Forum panellists included:

  • Maree Crabbe from It’s time we talked – supporting young people in an era of explicit sexual imagery
  • David Kobler from Your Choicez – Turning taboo topics into everyday conversations
  • Dr Judith Locke from Confident and Capable – Clinical psychologist focusing on student wellbeing
  • Dr Michael Salter from the School of Social Sciences at UNSW – Expert in child sexual exploitation and gendered violence
  • Angie Wan from Consent Labs – Youth-led workshops on sexual consent, empowering young people to know their rights around sexual harassment and assault.

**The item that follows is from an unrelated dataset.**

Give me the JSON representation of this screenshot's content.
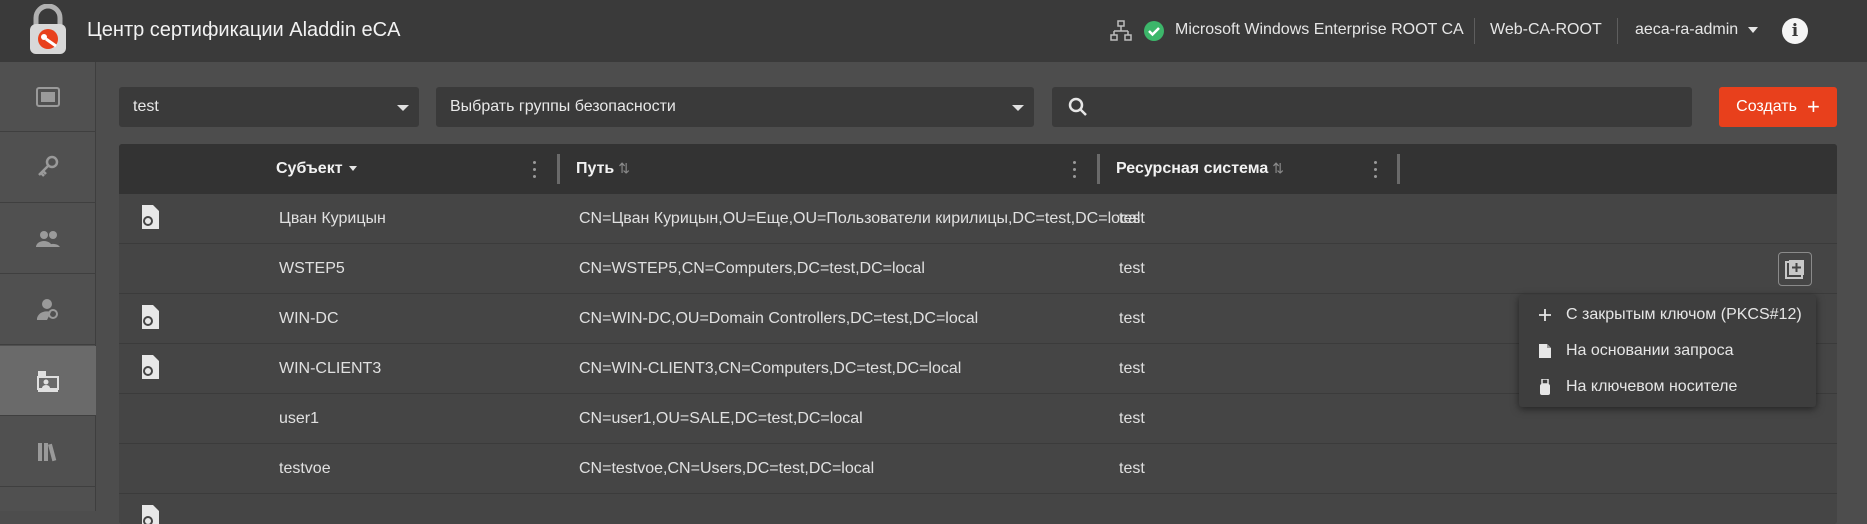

You may also find the recent article published in the Sydney Morning Herald by Michael Parker, a Headmaster and writer titled “Talk to your child about sexual consent” helpful in assisting you with conversations with your children. 

 

Another valuable resource on parents having open conversations about consent comes from Dr Michael Carr-Gregg, acclaimed child and teen psychologist who suggests parents begin by asking their children what consent means and that parents ensure their children have a clear understanding of the meaning. This can be viewed on the link HERE

 

Kinross Wolaroi is a School where every one of our students matters. The issues around consent and respectful relationships are not confined to schools but are significant cultural issues which must be addressed head on. We must endeavour to see, at the very least, that our students uphold the law, that they are protected and more importantly, that we develop young men and women who will respect the human dignity and worth of all people in our community.

 

Prioritising the building of respectful relationships and teaching consent – even to our youngest - is something we all need to do together. 

 

With very best wishes,
Dr Andrew Parry

Congratulations

Regional Youth Orchestra – Michelle Hayes and Max Bloomfield (Year 10)

 

Matilda and Max have been selected to participate in the Regional Youth Orchestra. The RYO is an audition-based orchestra for talented students from NSW Regional Conservatoriums. This year, the RYO will get the opportunity to work with the Australian World Orchestra in Sydney later in May.

 

Debating success – HICES Debating competition

 

Our KWS Debating teams performed extremely well in the second round of the HICES Debating competition held at Blue Mountains Grammar last week. Four debating teams represented the School and all of them won their debates. I have received reports that all students excelled in manners, appearance and speaking. 

 

Congratulations to all who participated and I look forward to the seeing our debating teams in action, soon.